Above that you have the truth that you cannot even approximated, etc.
Arithmetical truth is big, *very* big.

Big, sure, but that's exactly why it needs no names at all.

It is worst than that. Many things cannot have a name.

Each feature and meta-feature of Arithmetic truth can only be found at its own address. What point would there be in adding a fictional label on something that is pervasively and factually true?

In science it is not a matter of decision, but of verifiable facts.

and what or who is naming them?

The machines. (in the comp setting, despite the machines theology does refer to higher non-machine entities capable of naming things. That's the case for the first order logical G* (which I note usually qG*, this one needs more than arithmetical truth, but it is normal as it describes an intensional (modal) views by a sort of God (Truth) about the machine. here the miracle is that its zero order logical (propositional) part is decidable.

I don't think that names and machines are compatible in any way. Programmers of machines might use names, but once compiled, all high level terms are crushed into the digital sand that the machine can digest. No trace of proprietary intent remains.

Not at all. The whole point is that such proprietary are invariant for the high or low level implementations.

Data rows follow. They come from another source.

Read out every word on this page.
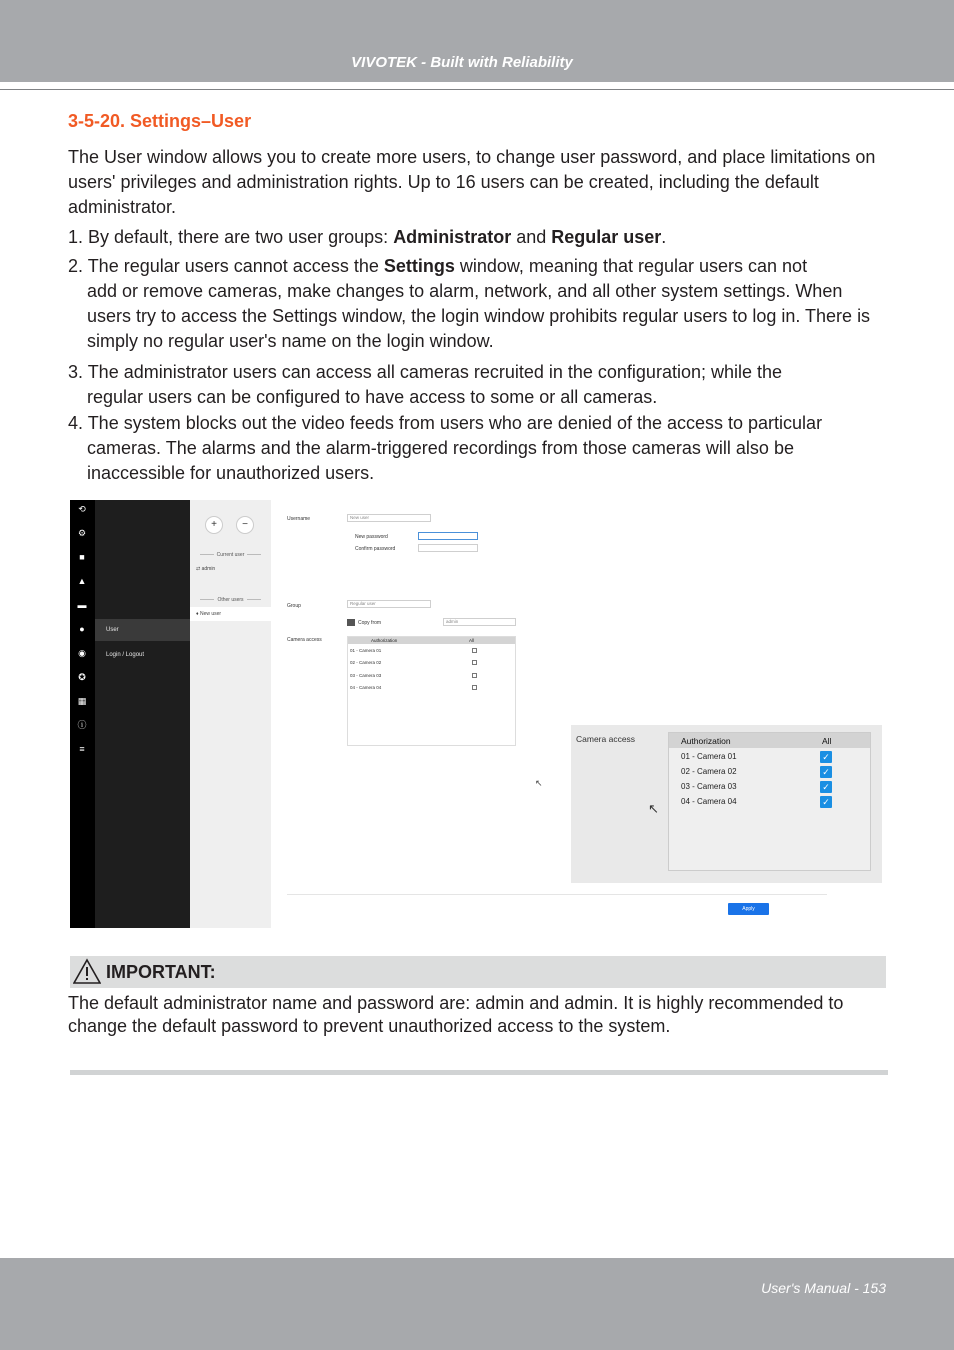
VIVOTEK - Built with Reliability
3-5-20. Settings–User

The User window allows you to create more users, to change user password, and place limitations on users' privileges and administration rights. Up to 16 users can be created, including the default administrator.

1. By default, there are two user groups: Administrator and Regular user.
2. The regular users cannot access the Settings window, meaning that regular users can not
add or remove cameras, make changes to alarm, network, and all other system settings. When users try to access the Settings window, the login window prohibits regular users to log in. There is simply no regular user's name on the login window.
3. The administrator users can access all cameras recruited in the configuration; while the
regular users can be configured to have access to some or all cameras.
4. The system blocks out the video feeds from users who are denied of the access to particular
cameras. The alarms and the alarm-triggered recordings from those cameras will also be inaccessible for unauthorized users.
⟲
⚙
■
▲
▬
●
◉
✪
▦
ⓘ
≡
User
Login / Logout
+	−
Current user
⇄ admin
Other users
♦ New user
Username	New user
New password
Confirm password
Group	Regular user
Copy from	admin
Camera access	Authorization	All
01 - Camera 01
02 - Camera 02
03 - Camera 03
04 - Camera 04
↖
Apply
Camera access	Authorization	All
01 - Camera 01	✓
02 - Camera 02	✓
03 - Camera 03	✓
04 - Camera 04	✓
↖
IMPORTANT:

The default administrator name and password are: admin and admin. It is highly recommended to change the default password to prevent unauthorized access to the system.

User's Manual - 153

Otherwise wouldn't it be tautological to say that it is full of non nameable things, as it would be to say that water is full of non dry things.

? (here you stretch an analogy to far, I think).

Could be, but I don't know until I hear the counter-argument.

(Stretched) analogy are immune to argumentation.

It seems to me that we can use arithmetic truth to locate a number within the infinity of computable realtions, but any 'naming' is only our own attempt to attach a proprietary first person sense to that which is irreducibly generic and nameless. The thing about qualia is not that it is non-nameable, it is the specific aesthetic presence that is manifested. Names are just qualia of mental association - a rose by any other name, etc.

I think this could be made more precise by taking "our" in the Löbian sense.

If quanta is Löbian qualia, why would it need any non-quantitative names?

?  (to fuzzy question, sorry, try to make this more clear perhaps).

You said earlier that quanta is Löbian qualia, and then you are saying above that naming is one of the things that Löbians (persons? machines?) do, so I am asking why don't they just use quanta instead of non-quantitative qualia?

Because, by the logical gaps Z/Z*, X/X* etc. (inherited from G/G*) it is shown that Löbian numbers/machines/person are confronted with them. They can names some things, and they cannot name other things. It is a theorem in their self-reference logics. It is "basic" machine's theology or psychology.